Although Malgudi was created out of RK Narayan’s imagination, it is very live and a vibrant city.   Everything is there. The little Post Office, the grocery shop, the Town Hall Park, the vendor of fried groundnuts, the astrologer with his cowrie shells and paraphernalia, the Vinayak Mudali Street with four parallel streets, Thanappa the Postman on his bicycle pedaling furiously down one of the streets, City X Ray Institure at Race Course Road etc etc.       You name it and it is there. It is a full fledged city which you can picturise as though you are being driven through its streets as you read through the stories.


The city has its permanent inhabitants who move through the stories as though the events were happening in a real city having real living people. After having read only a few of his books it is difficult to shake off the feeling that you have lived in this town.


Malgudi could be anywhere. It has no geographical limitations. You walk down the street in your city and it is as good as walking down Malgudi. You will find most of the characters who inhabit Malgudi present in your city too. Malgudi is depicted in the 1930s India when modern day developments had not taken place.   If RK Narayan were to write some new stories depicting the present day world, probably Malgudi would have developed into a modern city with the neon lights, flashing banners, multi storied buildings etc.


A word about RK Narayan


RK Narayan, was born in 1906 in Madras. He graduated from Maharaja’s College Mysore (My wife is a product of Maharani’s college Mysore so she was thrilled to hear this.)


His first novel Swami and Friends came out in 1935 at the age of 29. From there started the legend of Malgudi. A city was born. So was a great writer in the making.


He has published numerous novels, five collections of short stories, two travel books, four collections of essays, a memoir and some translations of Indian epics and myths. He preferred the short story to the novel as he says, “The short story affords a writer a welcome diversion from hard work.” While writing a novel he says, “….I feel restless and uneasy at being shackled to a single task for months on end.”
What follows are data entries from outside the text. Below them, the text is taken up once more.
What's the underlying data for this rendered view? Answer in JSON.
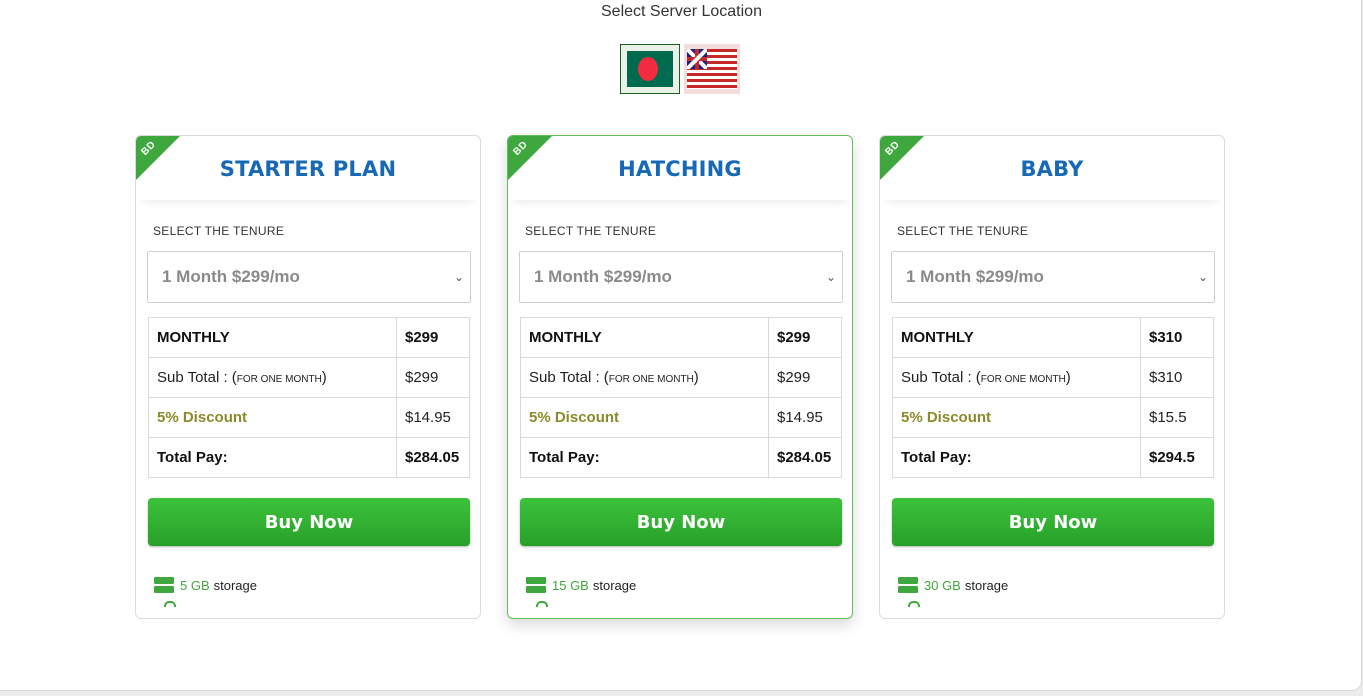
{
  "header": {
    "title": "Select Server Location"
  },
  "locations": [
    {
      "code": "BD",
      "icon": "bangladesh-flag-icon",
      "selected": true
    },
    {
      "code": "US",
      "icon": "us-flag-icon",
      "selected": false
    }
  ],
  "plans": [
    {
      "ribbon": "BD",
      "name": "STARTER PLAN",
      "tenure_label": "SELECT THE TENURE",
      "tenure_selected": "1 Month $299/mo",
      "monthly_label": "MONTHLY",
      "monthly_value": "$299",
      "subtotal_label": "Sub Total : (",
      "subtotal_note": "FOR ONE MONTH",
      "subtotal_close": ")",
      "subtotal_value": "$299",
      "discount_label": "5% Discount",
      "discount_value": "$14.95",
      "total_label": "Total Pay:",
      "total_value": "$284.05",
      "buy_label": "Buy Now",
      "storage_amount": "5 GB",
      "storage_label": "storage"
    },
    {
      "ribbon": "BD",
      "name": "HATCHING",
      "tenure_label": "SELECT THE TENURE",
      "tenure_selected": "1 Month $299/mo",
      "monthly_label": "MONTHLY",
      "monthly_value": "$299",
      "subtotal_label": "Sub Total : (",
      "subtotal_note": "FOR ONE MONTH",
      "subtotal_close": ")",
      "subtotal_value": "$299",
      "discount_label": "5% Discount",
      "discount_value": "$14.95",
      "total_label": "Total Pay:",
      "total_value": "$284.05",
      "buy_label": "Buy Now",
      "storage_amount": "15 GB",
      "storage_label": "storage"
    },
    {
      "ribbon": "BD",
      "name": "BABY",
      "tenure_label": "SELECT THE TENURE",
      "tenure_selected": "1 Month $299/mo",
      "monthly_label": "MONTHLY",
      "monthly_value": "$310",
      "subtotal_label": "Sub Total : (",
      "subtotal_note": "FOR ONE MONTH",
      "subtotal_close": ")",
      "subtotal_value": "$310",
      "discount_label": "5% Discount",
      "discount_value": "$15.5",
      "total_label": "Total Pay:",
      "total_value": "$294.5",
      "buy_label": "Buy Now",
      "storage_amount": "30 GB",
      "storage_label": "storage"
    }
  ],
  "colors": {
    "accent_green": "#3ea83e",
    "plan_title_blue": "#1769b5",
    "discount_olive": "#8a8a2a"
  }
}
If one says that he is one of the best Indian writers in English, it will be no exaggeration. He has an equally illustrious and famous brother, RK Laxman the cartoonist.


Malgudi Days


Malgudi Days is a collection of 32 short stories taken from two collections of his “An Astrologer’s Days” (16 stories), “Lawley Road” (8 stories) and eight new stories. Though they are unrelatedand independent short stories, they are blended together through Malgudi.


The characters in the stories are simple city folk whom you come across everyday in real life. There are no super heroes or villains. No kings and king makers. No beautiful damsels in distress. Yet, the characters are very live and make the reader aware of their presence. Who would think of writing about “….one of those commonplace dogs one sees everywhere – colour of white and dust, tail mutilated at a young age…..bred on leavings and garbage of the marketplace….” or about Kannan who “… sat at the door of his hut and watched the village go its way. Sami the oil-monger… coming up the street driving his ox before him…..” This is RK Narayan for you. Simple stories about simple folk. It shows how closely he has observed life. He has not missed anything. Nothing is too small or too insignificant for him to write about. He breathes life into all the characters he handles making them living entities.


His stories are simple and short where the central character faces some kind of crisis in life and either resolves it or lives with it.   He meant his stories to be “….. in tune completely with the truth of life, truth as I perceive it….” The reader may read a lot into the stories depending on his experiences in life.